NCBI provides the Entrez Programming Utilities (https://eutils.ncbi.nlm.nih.gov) to support programmatic access to all records in the Nucleotide and Protein web resources along with many others. These APIs allow users to submit text queries and retrieve matching sequence records in several formats such as the GenBank flat file, FASTA and XML. Similarly, we offer an API for BLAST (https://blast.ncbi.nlm.nih.gov/doc/blast-help/developerinfo.html), and users can also download BLAST software and databases so that they can perform searches without connecting to NCBI servers (https://blast.ncbi.nlm.nih.gov/doc/blast-help/downloadblastdata.html). NCBI Datasets also provides an API and several command-line tools for accessing genomic datasets (https://www.ncbi.nlm.nih.gov/datasets/docs/v2/download-and-install/).

FTP

NCBI provides bimonthly comprehensive releases of GenBank sequence records in both the traditional flat file format and a structured ASN.1 format by anonymous FTP at ftp.ncbi.nlm.nih.gov/genbank. For release 262 (15 August 2024), there are 5374 files requiring 5.626 TB of uncompressed disk storage. In addition, daily GenBank incremental update files containing new records and those updated since the most recent release are available in flat file format at ftp.ncbi.nlm.nih.gov/genbank/daily-nc/.

Citing GenBank records

As described previously (15), the best way to cite a GenBank record in a publication is to use the full accession.version identifier for the record. For example, AF123456.2 is the accession.version identifier for version 2 of the record AF123456. Using the accession.version identifier in searches is the only way to retrieve the exact version of the record the authors are referencing, since searching the Nucleotide web resource with the unversioned accession (e.g. AF123456) retrieves only the current version of the record. Users can update the record display to the ‘Revision History’ view to review the history of the sequence record. Additional information about accession numbers for GenBank and related INSDC databases is now available online: https://www.ncbi.nlm.nih.gov/genbank/acc_prefix/.

Submitting to GenBank

Submission portal

The NCBI Submission Portal (https://submit.ncbi.nlm.nih.gov) has continued to expand support for eukaryotic nuclear messenger RNA sequences as part of our transition from BankIt to Submission Portal.

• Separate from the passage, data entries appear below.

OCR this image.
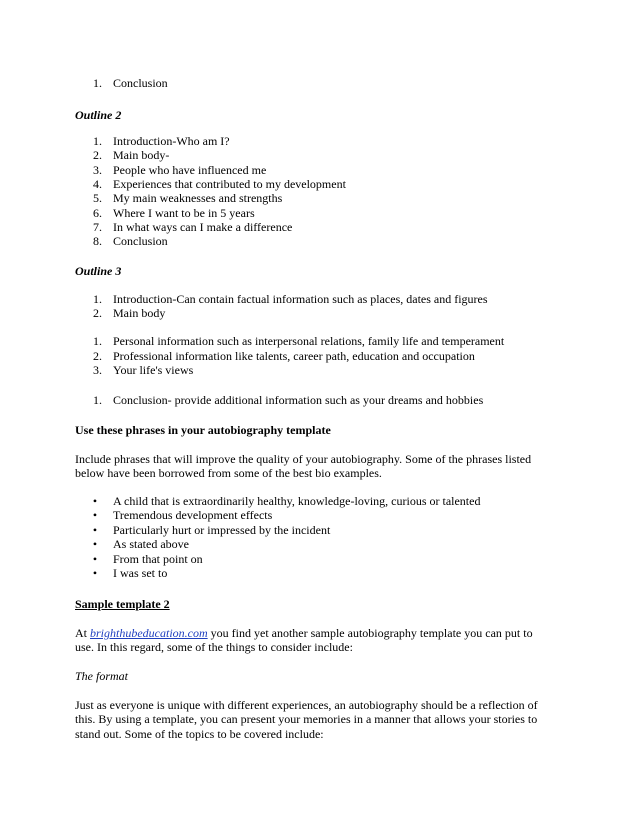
1. Conclusion
Outline 2
1. Introduction-Who am I?
2. Main body-
3. People who have influenced me
4. Experiences that contributed to my development
5. My main weaknesses and strengths
6. Where I want to be in 5 years
7. In what ways can I make a difference
8. Conclusion
Outline 3
1. Introduction-Can contain factual information such as places, dates and figures
2. Main body
1. Personal information such as interpersonal relations, family life and temperament
2. Professional information like talents, career path, education and occupation
3. Your life's views
1. Conclusion- provide additional information such as your dreams and hobbies
Use these phrases in your autobiography template
Include phrases that will improve the quality of your autobiography. Some of the phrases listed
below have been borrowed from some of the best bio examples.
•	A child that is extraordinarily healthy, knowledge-loving, curious or talented
•	Tremendous development effects
•	Particularly hurt or impressed by the incident
•	As stated above
•	From that point on
•	I was set to
Sample template 2
At brighthubeducation.com you find yet another sample autobiography template you can put to
use. In this regard, some of the things to consider include:
The format
Just as everyone is unique with different experiences, an autobiography should be a reflection of
this. By using a template, you can present your memories in a manner that allows your stories to
stand out. Some of the topics to be covered include:
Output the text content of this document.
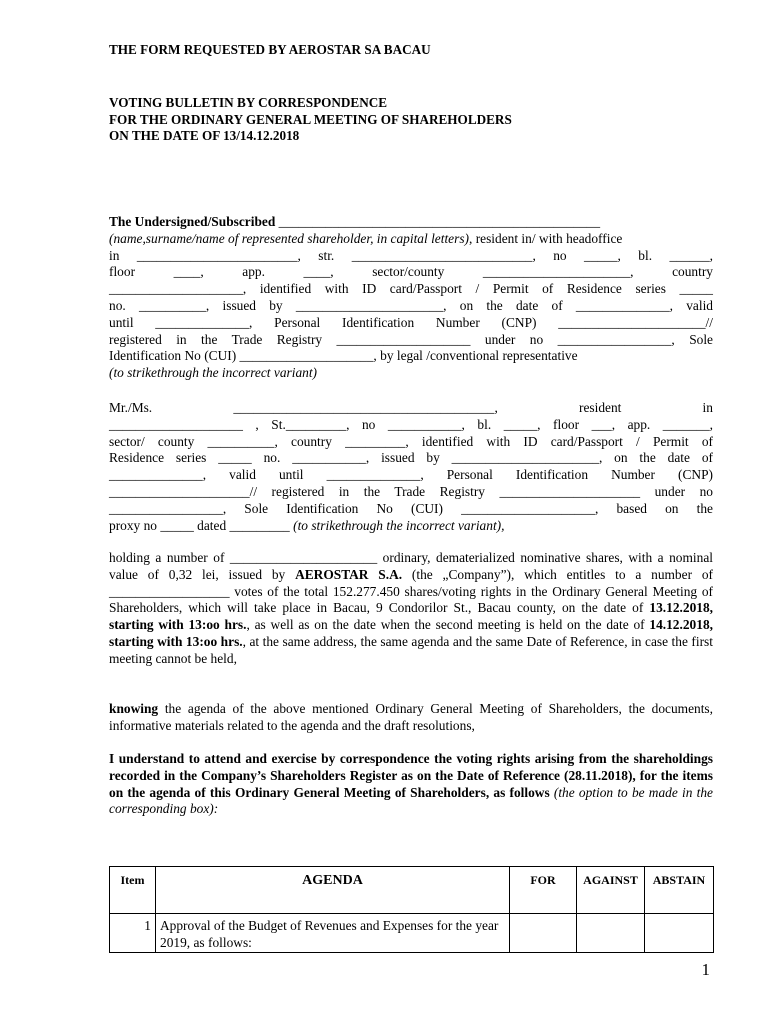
THE FORM REQUESTED BY AEROSTAR SA BACAU
VOTING BULLETIN BY CORRESPONDENCE
FOR THE ORDINARY GENERAL MEETING OF SHAREHOLDERS
ON THE DATE OF 13/14.12.2018
The Undersigned/Subscribed
________________________________________________
(name,surname/name of represented shareholder, in capital letters), resident in/ with headoffice
in ________________________, str. ___________________________, no _____, bl. ______,
floor	____,	app.	____,	sector/county	______________________,	country
____________________, identified with ID card/Passport / Permit of Residence series _____
no. __________, issued by ______________________, on the date of ______________, valid
until ______________, Personal Identification Number (CNP) ______________________//
registered in the Trade Registry ____________________ under no _________________, Sole
Identification No (CUI) ____________________, by legal /conventional representative
(to strikethrough the incorrect variant)
Mr./Ms.	_______________________________________,	resident	in
____________________ , St._________, no ___________, bl. _____, floor ___, app. _______,
sector/ county __________, country _________, identified with ID card/Passport / Permit of
Residence series _____ no. ___________, issued by ______________________, on the date of
______________, valid until ______________, Personal Identification Number (CNP)
_____________________// registered in the Trade Registry _____________________ under no
_________________, Sole Identification No (CUI) ____________________, based on the
proxy no _____ dated _________ (to strikethrough the incorrect variant),
holding a number of ______________________ ordinary, dematerialized nominative shares, with a nominal value of 0,32 lei, issued by AEROSTAR S.A. (the „Company”), which entitles to a number of __________________ votes of the total 152.277.450 shares/voting rights in the Ordinary General Meeting of Shareholders, which will take place in Bacau, 9 Condorilor St., Bacau county, on the date of 13.12.2018, starting with 13:oo hrs., as well as on the date when the second meeting is held on the date of 14.12.2018, starting with 13:oo hrs., at the same address, the same agenda and the same Date of Reference, in case the first meeting cannot be held,
knowing the agenda of the above mentioned Ordinary General Meeting of Shareholders, the documents, informative materials related to the agenda and the draft resolutions,
I understand to attend and exercise by correspondence the voting rights arising from the shareholdings recorded in the Company’s Shareholders Register as on the Date of Reference (28.11.2018), for the items on the agenda of this Ordinary General Meeting of Shareholders, as follows (the option to be made in the corresponding box):
Item	AGENDA	FOR	AGAINST	ABSTAIN
1	Approval of the Budget of Revenues and Expenses for the year 2019, as follows:			
1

The interactive wizard now allows submitters to add features, including coding sequence (CDS) and protein annotations, by uploading feature tables. We encourage submitters to explore these new capabilities and to expect additional improvements as we expand the types of submissions accepted for GenBank in Submission Portal.

BioProject and BioSample

This pair of resources, BioProject and BioSample (16), collects data and metadata about submissions, resulting in increased alignment of the data with FAIR principles. BioProject links sequence records from the same research effort but that are in different NCBI repositories (e.g. GenBank and SRA data) not only to one another but also to supporting literature in PubMed and PubMed Central and associated funding sources, providing customers with a single point of access to all the diverse data types available for an initiative. BioSample helps enforce consistency in metadata and accuracy of taxonomic assignments for related sequence records so that data consumers can gather meaningful, descriptive information about the source of the associated sequence data. This is of particular importance in supporting biomedical research and public health, which rely on understanding the provenance of the data to draw conclusions. We highly encourage submitters to create BioProject and BioSample records during their submission, and the Submission Portal interface guides submitters in doing so.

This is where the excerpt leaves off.